POS (point of sale) malware is big business for cyber criminals. They use malicious software designed to steal payment data from checkout systems. They usually go after credit card data, either using it themselves or selling it on the dark web.
Traditionally, POS systems had to be infiltrated onsite, but POS malware is far more attractive for criminals because it drastically reduces the risk they need to take. Malware is implanted remotely, so criminals don’t even need to set foot on your premises. Once POS malware has entered your system, it will be able to hunt for and transmit data.
Why is the Hospitality Industry So at Risk?
All kinds of businesses can be attacked using POS malware, but those within the hospitality industry are extremely attractive.
Cyber criminals want access to the most lucrative information, and hospitality businesses tend to require just that sort of data. As well as credit cards, they tend to handle email addresses, physical address details, personal data, and even passport information, and all of that data can command a high price. What makes attacks even more likely is that POS systems used within the hospitality industry tend to be used frequently, and they often act as gateways to regional, national, or even global systems.
In the end, statistics speak louder than words, and research has shown that a staggering 74% of all hospitality industry cyberattacks involve POS intrusions.

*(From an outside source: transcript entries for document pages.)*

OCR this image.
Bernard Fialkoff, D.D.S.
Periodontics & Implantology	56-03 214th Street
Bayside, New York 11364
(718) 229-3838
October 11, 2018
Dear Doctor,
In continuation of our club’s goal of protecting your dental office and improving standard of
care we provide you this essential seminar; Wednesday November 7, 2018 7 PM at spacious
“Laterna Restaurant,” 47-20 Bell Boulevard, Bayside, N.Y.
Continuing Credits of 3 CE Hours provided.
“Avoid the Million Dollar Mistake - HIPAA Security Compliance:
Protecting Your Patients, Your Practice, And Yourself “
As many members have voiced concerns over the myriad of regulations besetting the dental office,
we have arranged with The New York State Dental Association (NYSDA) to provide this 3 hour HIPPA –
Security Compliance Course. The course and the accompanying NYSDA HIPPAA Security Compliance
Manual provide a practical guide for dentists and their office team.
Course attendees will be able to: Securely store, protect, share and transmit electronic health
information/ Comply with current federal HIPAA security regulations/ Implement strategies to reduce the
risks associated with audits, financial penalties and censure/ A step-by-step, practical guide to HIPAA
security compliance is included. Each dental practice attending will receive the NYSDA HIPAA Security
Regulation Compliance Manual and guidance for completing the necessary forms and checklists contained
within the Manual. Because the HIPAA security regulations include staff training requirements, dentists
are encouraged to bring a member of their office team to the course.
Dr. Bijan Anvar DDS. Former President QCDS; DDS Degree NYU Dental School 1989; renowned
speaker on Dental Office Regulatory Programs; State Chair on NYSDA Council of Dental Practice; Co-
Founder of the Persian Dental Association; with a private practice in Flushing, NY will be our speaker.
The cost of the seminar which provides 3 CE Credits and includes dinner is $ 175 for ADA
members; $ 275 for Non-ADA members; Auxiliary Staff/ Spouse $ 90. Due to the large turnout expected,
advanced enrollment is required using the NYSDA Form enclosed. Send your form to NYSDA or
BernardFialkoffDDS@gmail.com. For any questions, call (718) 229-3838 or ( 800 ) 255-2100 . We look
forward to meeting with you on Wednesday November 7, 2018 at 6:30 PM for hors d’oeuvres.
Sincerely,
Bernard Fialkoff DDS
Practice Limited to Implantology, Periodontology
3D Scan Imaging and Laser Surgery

How Can You Protect Against POS Malware?
Working with a dedicated IT security support provider goes a long way towards protecting your business against POS malware. The most important service they’ll provide is remote monitoring of your systems. That means that any suspicious traffic will be recorded, so POS attacks should be uncovered quickly.
IT professionals will be able to provide end-to-end encryption. Even if POS malware succeeds in stealing information, the data itself will be impossible for malicious readers to read. Finally, they will make sure that your POS software is always up to date with the latest patches, which will have been configured to protect against known POS malware.